Judge Sterling Johnson ruled on Tuesday that prosecutors will not be able to present documents allegedly linking Shaikh Muhammad Ali al-Muayyad to suspected al-Qaida members in Afghanistan and Croatia.
The case of al-Muayyad and his Yemeni assistant Muhammad Zayid - who are charged in federal court in Brooklyn with supporting al-Qaida and the Palestinian resistance group Hamas - is to begin on Thursday.
If convicted, the 56-year-old al-Muayyad could face more than 60 years in prison. Zayid, 31, could also face more than 30 years.

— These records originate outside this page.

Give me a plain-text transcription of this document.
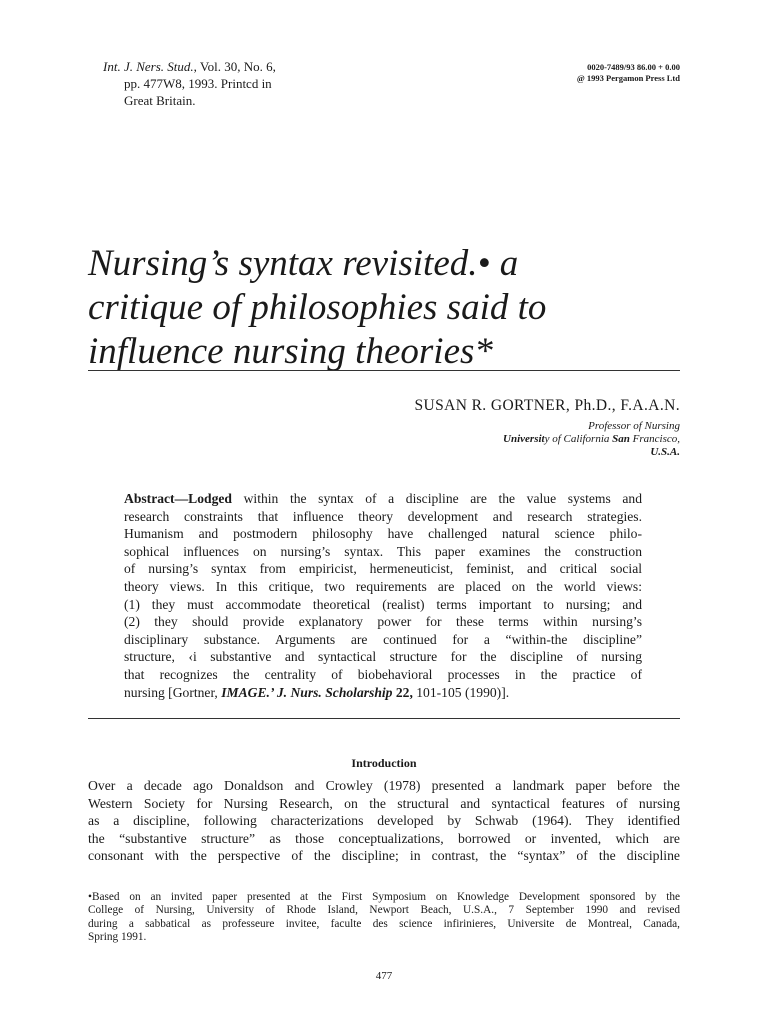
Int. J. Ners. Stud., Vol. 30, No. 6,
pp. 477W8, 1993. Printcd in
Great Britain.
0020-7489/93 86.00 + 0.00
@ 1993 Pergamon Press Ltd
Nursing’s syntax revisited.• a
critique of philosophies said to
influence nursing theories*
SUSAN R. GORTNER, Ph.D., F.A.A.N.
Professor of Nursing
University of California San Francisco,
U.S.A.
Abstract—Lodged within the syntax of a discipline are the value systems and
research constraints that influence theory development and research strategies.
Humanism and postmodern philosophy have challenged natural science philo-
sophical influences on nursing’s syntax. This paper examines the construction
of nursing’s syntax from empiricist, hermeneuticist, feminist, and critical social
theory views. In this critique, two requirements are placed on the world views:
(1) they must accommodate theoretical (realist) terms important to nursing; and
(2) they should provide explanatory power for these terms within nursing’s
disciplinary substance. Arguments are continued for a “within-the discipline”
structure, ‹i substantive and syntactical structure for the discipline of nursing
that recognizes the centrality of biobehavioral processes in the practice of
nursing [Gortner, IMAGE.’ J. Nurs. Scholarship 22, 101-105 (1990)].
Introduction
Over a decade ago Donaldson and Crowley (1978) presented a landmark paper before the
Western Society for Nursing Research, on the structural and syntactical features of nursing
as a discipline, following characterizations developed by Schwab (1964). They identified
the “substantive structure” as those conceptualizations, borrowed or invented, which are
consonant with the perspective of the discipline; in contrast, the “syntax” of the discipline
•Based on an invited paper presented at the First Symposium on Knowledge Development sponsored by the
College of Nursing, University of Rhode Island, Newport Beach, U.S.A., 7 September 1990 and revised
during a sabbatical as professeure invitee, faculte des science infirinieres, Universite de Montreal, Canada,
Spring 1991.
477
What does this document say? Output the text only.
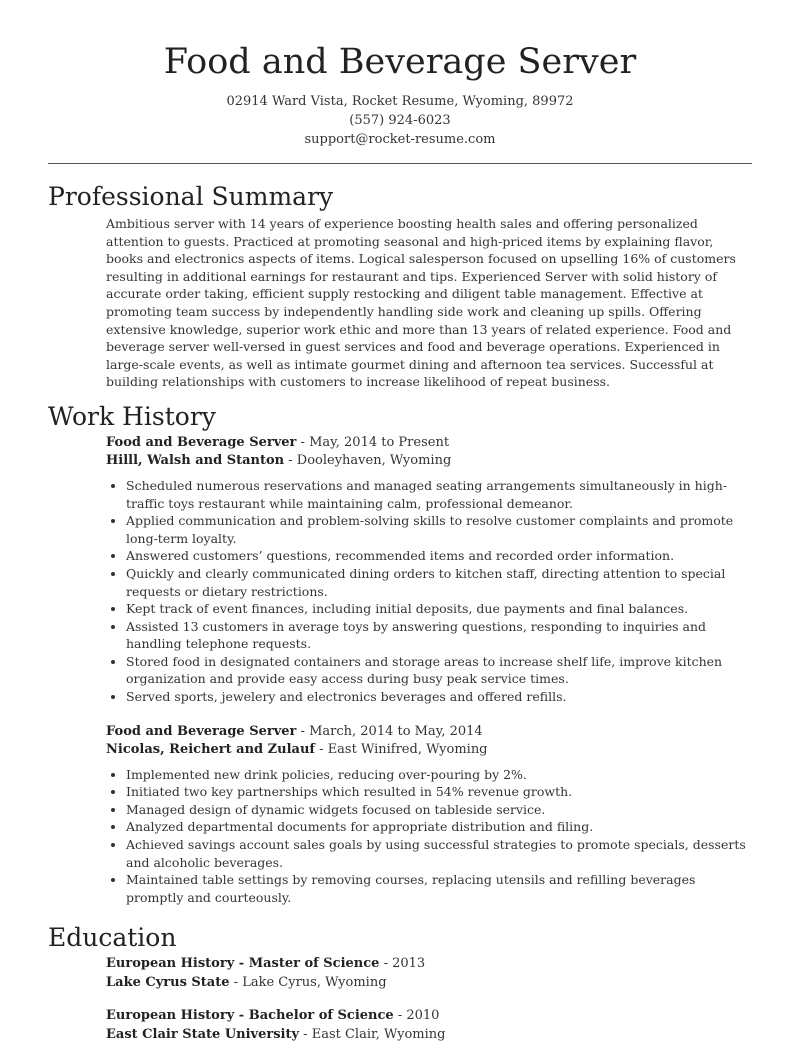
Food and Beverage Server
02914 Ward Vista, Rocket Resume, Wyoming, 89972
(557) 924-6023
support@rocket-resume.com
Professional Summary

Ambitious server with 14 years of experience boosting health sales and offering personalized attention to guests. Practiced at promoting seasonal and high-priced items by explaining flavor, books and electronics aspects of items. Logical salesperson focused on upselling 16% of customers resulting in additional earnings for restaurant and tips. Experienced Server with solid history of accurate order taking, efficient supply restocking and diligent table management. Effective at promoting team success by independently handling side work and cleaning up spills. Offering extensive knowledge, superior work ethic and more than 13 years of related experience. Food and beverage server well-versed in guest services and food and beverage operations. Experienced in large-scale events, as well as intimate gourmet dining and afternoon tea services. Successful at building relationships with customers to increase likelihood of repeat business.

Work History
Food and Beverage Server - May, 2014 to Present
Hilll, Walsh and Stanton - Dooleyhaven, Wyoming
• Scheduled numerous reservations and managed seating arrangements simultaneously in high-traffic toys restaurant while maintaining calm, professional demeanor.
• Applied communication and problem-solving skills to resolve customer complaints and promote long-term loyalty.
• Answered customers’ questions, recommended items and recorded order information.
• Quickly and clearly communicated dining orders to kitchen staff, directing attention to special requests or dietary restrictions.
• Kept track of event finances, including initial deposits, due payments and final balances.
• Assisted 13 customers in average toys by answering questions, responding to inquiries and handling telephone requests.
• Stored food in designated containers and storage areas to increase shelf life, improve kitchen organization and provide easy access during busy peak service times.
• Served sports, jewelery and electronics beverages and offered refills.
Food and Beverage Server - March, 2014 to May, 2014
Nicolas, Reichert and Zulauf - East Winifred, Wyoming
• Implemented new drink policies, reducing over-pouring by 2%.
• Initiated two key partnerships which resulted in 54% revenue growth.
• Managed design of dynamic widgets focused on tableside service.
• Analyzed departmental documents for appropriate distribution and filing.
• Achieved savings account sales goals by using successful strategies to promote specials, desserts and alcoholic beverages.
• Maintained table settings by removing courses, replacing utensils and refilling beverages promptly and courteously.
Education
European History - Master of Science - 2013
Lake Cyrus State - Lake Cyrus, Wyoming
European History - Bachelor of Science - 2010
East Clair State University - East Clair, Wyoming
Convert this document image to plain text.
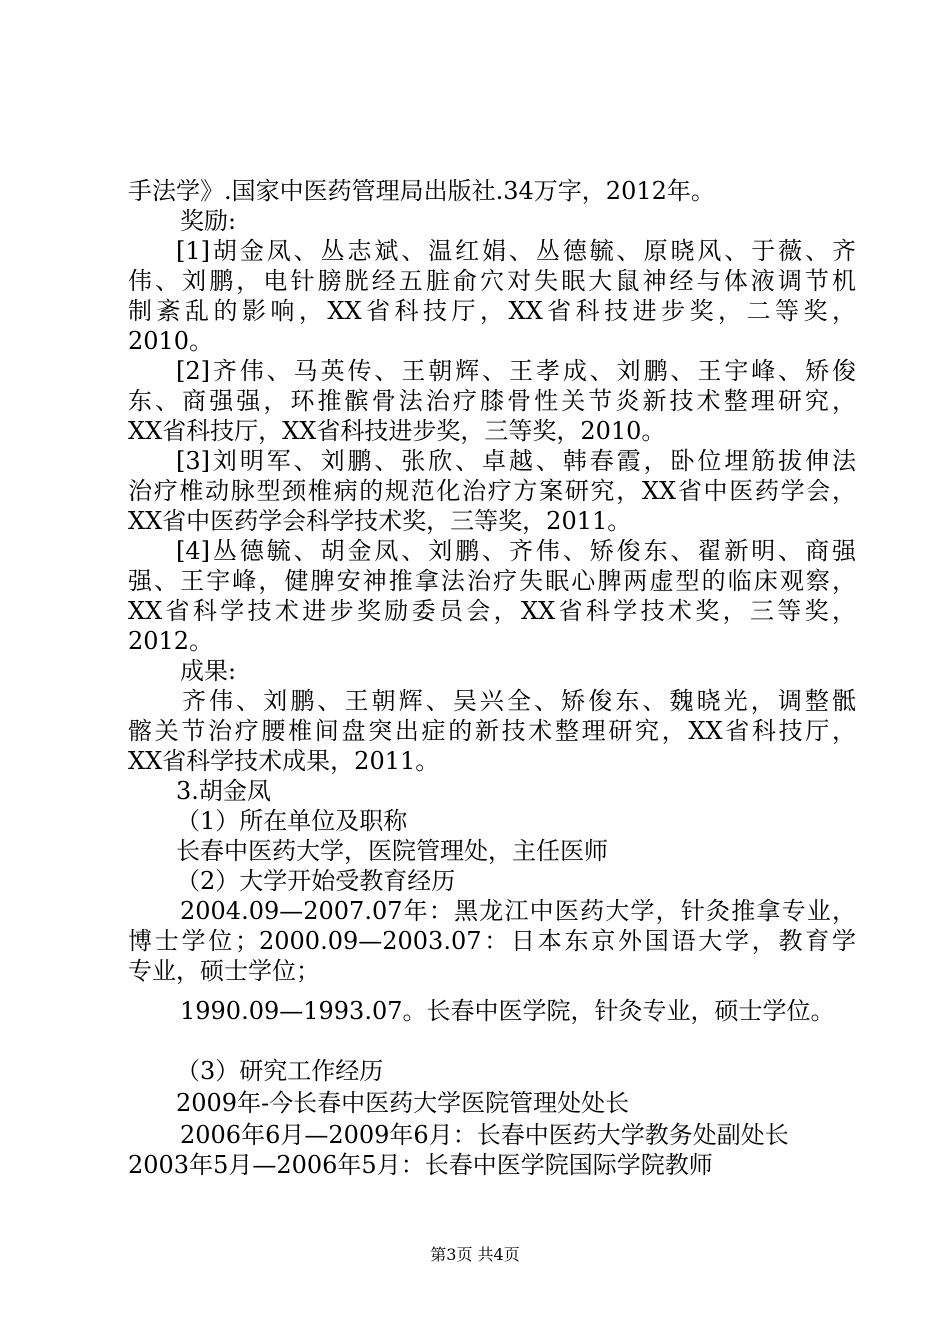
手法学》.国家中医药管理局出版社.34万字，2012年。

奖励:

[1]胡金凤、丛志斌、温红娟、丛德毓、原晓风、于薇、齐

伟、刘鹏，电针膀胱经五脏俞穴对失眠大鼠神经与体液调节机

制紊乱的影响，XX省科技厅，XX省科技进步奖，二等奖，

2010。

[2]齐伟、马英传、王朝辉、王孝成、刘鹏、王宇峰、矫俊

东、商强强，环推髌骨法治疗膝骨性关节炎新技术整理研究，

XX省科技厅，XX省科技进步奖，三等奖，2010。

[3]刘明军、刘鹏、张欣、卓越、韩春霞，卧位埋筋拔伸法

治疗椎动脉型颈椎病的规范化治疗方案研究，XX省中医药学会，

XX省中医药学会科学技术奖，三等奖，2011。

[4]丛德毓、胡金凤、刘鹏、齐伟、矫俊东、翟新明、商强

强、王宇峰，健脾安神推拿法治疗失眠心脾两虚型的临床观察，

XX省科学技术进步奖励委员会，XX省科学技术奖，三等奖，

2012。

成果:

齐伟、刘鹏、王朝辉、吴兴全、矫俊东、魏晓光，调整骶

髂关节治疗腰椎间盘突出症的新技术整理研究，XX省科技厅，

XX省科学技术成果，2011。

3.胡金凤

（1）所在单位及职称

长春中医药大学，医院管理处，主任医师

（2）大学开始受教育经历

2004.09—2007.07年：黑龙江中医药大学，针灸推拿专业，

博士学位；2000.09—2003.07：日本东京外国语大学，教育学

专业，硕士学位；

1990.09—1993.07。长春中医学院，针灸专业，硕士学位。

（3）研究工作经历

2009年-今长春中医药大学医院管理处处长

2006年6月—2009年6月：长春中医药大学教务处副处长

2003年5月—2006年5月：长春中医学院国际学院教师

第3页 共4页
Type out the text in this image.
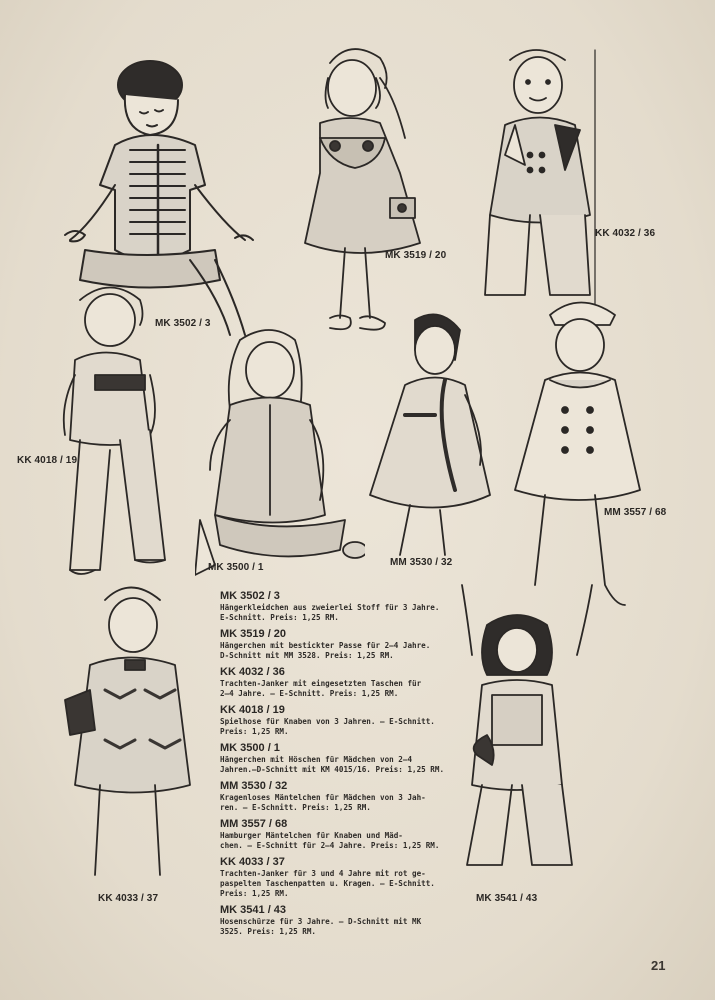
MK 3502 / 3
MK 3519 / 20
KK 4032 / 36
KK 4018 / 19
MK 3500 / 1	MM 3530 / 32
MM 3557 / 68
KK 4033 / 37	MK 3541 / 43
MK 3502 / 3
Hängerkleidchen aus zweierlei Stoff für 3 Jahre.
E-Schnitt. Preis: 1,25 RM.
MK 3519 / 20
Hängerchen mit bestickter Passe für 2—4 Jahre.
D-Schnitt mit MM 3528. Preis: 1,25 RM.
KK 4032 / 36
Trachten-Janker mit eingesetzten Taschen für
2—4 Jahre. — E-Schnitt. Preis: 1,25 RM.
KK 4018 / 19
Spielhose für Knaben von 3 Jahren. — E-Schnitt.
Preis: 1,25 RM.
MK 3500 / 1
Hängerchen mit Höschen für Mädchen von 2—4
Jahren.—D-Schnitt mit KM 4015/16. Preis: 1,25 RM.
MM 3530 / 32
Kragenloses Mäntelchen für Mädchen von 3 Jah-
ren. — E-Schnitt. Preis: 1,25 RM.
MM 3557 / 68
Hamburger Mäntelchen für Knaben und Mäd-
chen. — E-Schnitt für 2—4 Jahre. Preis: 1,25 RM.
KK 4033 / 37
Trachten-Janker für 3 und 4 Jahre mit rot ge-
paspelten Taschenpatten u. Kragen. — E-Schnitt.
Preis: 1,25 RM.
MK 3541 / 43
Hosenschürze für 3 Jahre. — D-Schnitt mit MK
3525. Preis: 1,25 RM.
21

The government had hoped to prove al-Muayyad's ties to al-Qaida leader Usama bin Ladin with address books containing his name and phone number, which were confiscated from suspected al-Qaida fighters being expelled from the former Yugoslavia.
The government also planned to introduce an admission form for an al-Qaida Afghan training camp that used al-Muayyad as a reference.
But the judge called the Croatian evidence "so remote, I am going to preclude the government from using it".
"[The evidence is] so remote, I am going to preclude the government from using it"
Judge Sterling Johnson
He went on to exclude the Afghan evidence, apparently agreeing with a defence argument that the presence of al-Muayyad's name on the form was not sufficient proof of wrongdoing.
"We don't know who put this name in," the judge said.
He also ruled a videotape showing al-Muayyad with a high-ranking Hamas official on the day of an Israeli bombing could not be introduced without the testimony of Muhammad al-Anasi, an FBI informant who recorded it.
The al-Qaida charge was first undermined in November 2004, when al-Anasi, the government's main informant, set himself on fire in front of the White House in a protest against what he called government mistreatment.
Al-Muayyad and Zayid were arrested two years ago in Frankfurt, Germany, after they were recorded discussing a $2.5 million transfer.
Defence attorneys have said the pair were interested only in getting the money to Islamic charities.